Le ministère béninois de la Santé a attribué un marché à la société sud-coréenne Noul pour fournir sa solution miLab MAL, rapporte wearetechafrica.
Les premières unités seront installées dans les principaux hôpitaux de référence, notamment ceux qui prennent en charge un nombre important de patients atteints de formes graves de paludisme.
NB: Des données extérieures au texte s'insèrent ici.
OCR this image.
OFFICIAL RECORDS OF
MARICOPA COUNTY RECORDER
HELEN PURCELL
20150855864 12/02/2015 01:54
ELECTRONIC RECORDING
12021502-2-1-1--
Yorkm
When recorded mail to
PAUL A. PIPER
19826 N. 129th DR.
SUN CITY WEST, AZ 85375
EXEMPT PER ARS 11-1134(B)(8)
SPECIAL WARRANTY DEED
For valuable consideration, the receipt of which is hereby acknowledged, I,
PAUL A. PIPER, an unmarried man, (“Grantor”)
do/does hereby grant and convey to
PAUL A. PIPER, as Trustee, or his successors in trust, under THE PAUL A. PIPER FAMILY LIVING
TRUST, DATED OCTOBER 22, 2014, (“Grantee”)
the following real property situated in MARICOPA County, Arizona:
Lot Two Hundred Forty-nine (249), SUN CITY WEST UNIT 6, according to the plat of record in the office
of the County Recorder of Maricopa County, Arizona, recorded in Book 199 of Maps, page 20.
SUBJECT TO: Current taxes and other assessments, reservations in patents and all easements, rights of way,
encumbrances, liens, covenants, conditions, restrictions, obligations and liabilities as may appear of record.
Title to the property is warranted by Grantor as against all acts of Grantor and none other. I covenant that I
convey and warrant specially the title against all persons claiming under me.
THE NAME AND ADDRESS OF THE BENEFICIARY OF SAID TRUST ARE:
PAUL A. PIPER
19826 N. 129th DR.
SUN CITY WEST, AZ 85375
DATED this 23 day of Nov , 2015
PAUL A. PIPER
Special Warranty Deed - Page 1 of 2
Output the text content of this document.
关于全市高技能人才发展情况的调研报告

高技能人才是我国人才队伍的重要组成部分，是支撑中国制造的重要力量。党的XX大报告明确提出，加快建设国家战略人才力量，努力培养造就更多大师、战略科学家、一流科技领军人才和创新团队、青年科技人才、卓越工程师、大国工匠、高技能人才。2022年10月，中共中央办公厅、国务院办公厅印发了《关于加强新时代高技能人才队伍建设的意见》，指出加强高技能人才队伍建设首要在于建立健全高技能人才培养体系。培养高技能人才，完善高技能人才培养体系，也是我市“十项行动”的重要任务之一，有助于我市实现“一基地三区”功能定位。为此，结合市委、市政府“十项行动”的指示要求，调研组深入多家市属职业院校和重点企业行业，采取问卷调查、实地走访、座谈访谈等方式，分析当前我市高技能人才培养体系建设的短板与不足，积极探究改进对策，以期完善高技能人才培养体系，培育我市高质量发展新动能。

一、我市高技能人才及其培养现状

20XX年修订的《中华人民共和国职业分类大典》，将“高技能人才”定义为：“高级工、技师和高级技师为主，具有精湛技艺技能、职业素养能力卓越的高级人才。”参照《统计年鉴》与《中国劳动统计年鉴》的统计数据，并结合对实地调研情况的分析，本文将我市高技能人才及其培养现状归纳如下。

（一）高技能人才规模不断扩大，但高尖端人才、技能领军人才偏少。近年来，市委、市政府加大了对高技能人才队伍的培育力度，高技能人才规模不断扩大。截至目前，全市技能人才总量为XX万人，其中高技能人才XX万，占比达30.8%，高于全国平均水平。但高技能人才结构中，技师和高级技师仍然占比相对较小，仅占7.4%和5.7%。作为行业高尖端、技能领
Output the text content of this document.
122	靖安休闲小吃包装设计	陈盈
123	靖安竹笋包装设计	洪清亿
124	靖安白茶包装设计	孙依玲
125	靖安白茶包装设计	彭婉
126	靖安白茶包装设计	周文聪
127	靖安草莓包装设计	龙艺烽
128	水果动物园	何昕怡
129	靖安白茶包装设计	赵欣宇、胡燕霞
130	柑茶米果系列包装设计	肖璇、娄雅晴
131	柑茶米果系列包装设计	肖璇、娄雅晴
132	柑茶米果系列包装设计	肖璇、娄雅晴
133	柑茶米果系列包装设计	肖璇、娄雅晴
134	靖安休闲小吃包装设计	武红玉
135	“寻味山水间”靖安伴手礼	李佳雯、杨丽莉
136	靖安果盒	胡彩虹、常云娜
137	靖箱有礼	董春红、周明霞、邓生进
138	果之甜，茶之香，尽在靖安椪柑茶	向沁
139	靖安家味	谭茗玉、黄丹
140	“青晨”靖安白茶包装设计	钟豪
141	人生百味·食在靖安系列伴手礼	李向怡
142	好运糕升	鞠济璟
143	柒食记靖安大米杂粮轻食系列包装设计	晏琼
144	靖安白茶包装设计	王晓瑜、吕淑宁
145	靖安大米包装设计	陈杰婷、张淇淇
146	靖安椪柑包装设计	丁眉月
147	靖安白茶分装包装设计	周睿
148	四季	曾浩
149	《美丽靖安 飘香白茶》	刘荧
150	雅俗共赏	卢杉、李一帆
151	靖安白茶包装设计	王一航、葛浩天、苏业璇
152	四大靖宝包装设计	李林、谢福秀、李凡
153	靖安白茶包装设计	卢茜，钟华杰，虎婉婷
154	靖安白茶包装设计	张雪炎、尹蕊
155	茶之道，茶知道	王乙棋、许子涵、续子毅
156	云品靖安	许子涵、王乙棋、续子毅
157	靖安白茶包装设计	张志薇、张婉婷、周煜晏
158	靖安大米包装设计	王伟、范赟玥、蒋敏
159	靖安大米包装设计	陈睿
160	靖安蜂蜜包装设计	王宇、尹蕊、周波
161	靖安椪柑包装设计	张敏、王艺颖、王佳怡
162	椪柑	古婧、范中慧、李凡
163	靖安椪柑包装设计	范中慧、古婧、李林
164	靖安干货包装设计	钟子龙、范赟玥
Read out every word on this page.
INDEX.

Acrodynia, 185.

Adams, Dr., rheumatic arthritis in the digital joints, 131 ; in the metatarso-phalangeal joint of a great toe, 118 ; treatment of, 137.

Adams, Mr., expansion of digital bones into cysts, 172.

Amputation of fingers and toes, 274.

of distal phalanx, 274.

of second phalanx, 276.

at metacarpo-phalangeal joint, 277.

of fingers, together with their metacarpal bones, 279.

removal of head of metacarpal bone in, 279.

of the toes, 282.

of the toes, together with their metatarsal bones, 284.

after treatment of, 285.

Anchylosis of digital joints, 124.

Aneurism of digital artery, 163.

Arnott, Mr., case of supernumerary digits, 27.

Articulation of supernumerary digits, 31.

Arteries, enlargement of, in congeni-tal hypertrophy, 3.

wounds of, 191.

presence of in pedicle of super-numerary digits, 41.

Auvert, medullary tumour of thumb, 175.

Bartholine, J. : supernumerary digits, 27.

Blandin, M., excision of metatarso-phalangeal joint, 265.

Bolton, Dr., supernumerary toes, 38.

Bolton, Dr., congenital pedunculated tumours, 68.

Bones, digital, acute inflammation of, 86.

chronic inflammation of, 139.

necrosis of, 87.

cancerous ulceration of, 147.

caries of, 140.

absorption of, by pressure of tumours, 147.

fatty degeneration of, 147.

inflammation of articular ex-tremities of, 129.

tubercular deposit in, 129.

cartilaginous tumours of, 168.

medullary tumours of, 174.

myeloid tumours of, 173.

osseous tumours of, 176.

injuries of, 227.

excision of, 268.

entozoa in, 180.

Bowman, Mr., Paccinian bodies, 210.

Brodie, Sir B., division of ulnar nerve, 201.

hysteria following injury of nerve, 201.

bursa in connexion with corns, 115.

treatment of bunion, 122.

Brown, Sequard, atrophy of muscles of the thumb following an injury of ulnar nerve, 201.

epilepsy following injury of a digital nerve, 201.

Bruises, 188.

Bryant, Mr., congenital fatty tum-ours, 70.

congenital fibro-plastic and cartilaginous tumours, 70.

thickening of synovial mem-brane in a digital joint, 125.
Le dispositif devrait ensuite être progressivement étendu à d’autres établissements publics du pays.
Cette décision marque surtout une nouvelle étape pour miLab MAL. Après avoir été utilisé dans certaines structures de santé, le dispositif fait désormais son entrée dans le Programme national de lutte contre le paludisme (PNLP).
Une technologie évaluée sur des patients au Bénin
L’adoption de cette solution intervient après une évaluation clinique menée en 2025 dans plusieurs centres hospitaliers universitaires du nord et du sud du pays.
L’étude a concerné 211 enfants suspectés de souffrir d’un paludisme grave. D’après les résultats communiqués par Noul, miLab MAL a affiché une sensibilité de 98,82 % et une spécificité de 100 % comparativement à la microscopie manuelle.
Autre avantage mis en avant : la rapidité du diagnostic. L’analyse nécessiterait moins de 20 minutes, contre environ 75 minutes avec la méthode conventionnelle.
À la suite de cette évaluation, le PNLP aurait classé miLab MAL parmi les dispositifs de diagnostic au point de service et recommandé son utilisation dans les programmes nationaux de lutte contre le paludisme.
L’IA pour automatiser l’analyse des prélèvements
Le système développé par Noul vise à automatiser plusieurs étapes du diagnostic. Il prend notamment en charge la préparation du frottis sanguin, la numérisation des prélèvements et leur analyse grâce à l’intelligence artificielle.
À partir des images numériques des échantillons sanguins, l’algorithme recherche les parasites responsables du paludisme et permet de produire plus rapidement un résultat standardisé.
Cette automatisation pourrait ainsi contribuer à réduire les délais de diagnostic, particulièrement dans les établissements confrontés à un afflux important de patients.
Un outil face à un lourd défi sanitaire
L’introduction de cette technologie intervient dans un pays où le paludisme demeure une préoccupation majeure de santé publique. Selon les estimations de l’Organisation mondiale de la santé citées dans les informations consacrées à ce déploiement, le Bénin aurait enregistré environ 5,1 millions de cas et 9 900 décès liés au paludisme en 2024.
Dans ce contexte, l’intégration de miLab MAL au PNLP constitue une étape importante pour Noul, qui voit sa technologie entrer dans le dispositif public national de lutte contre la maladie.
Les 20 premiers appareils doivent servir de point de départ à un déploiement plus large. À terme, l’objectif est d’étendre cette technologie à davantage d’établissements de santé afin de renforcer les capacités de diagnostic du paludisme à travers le pays.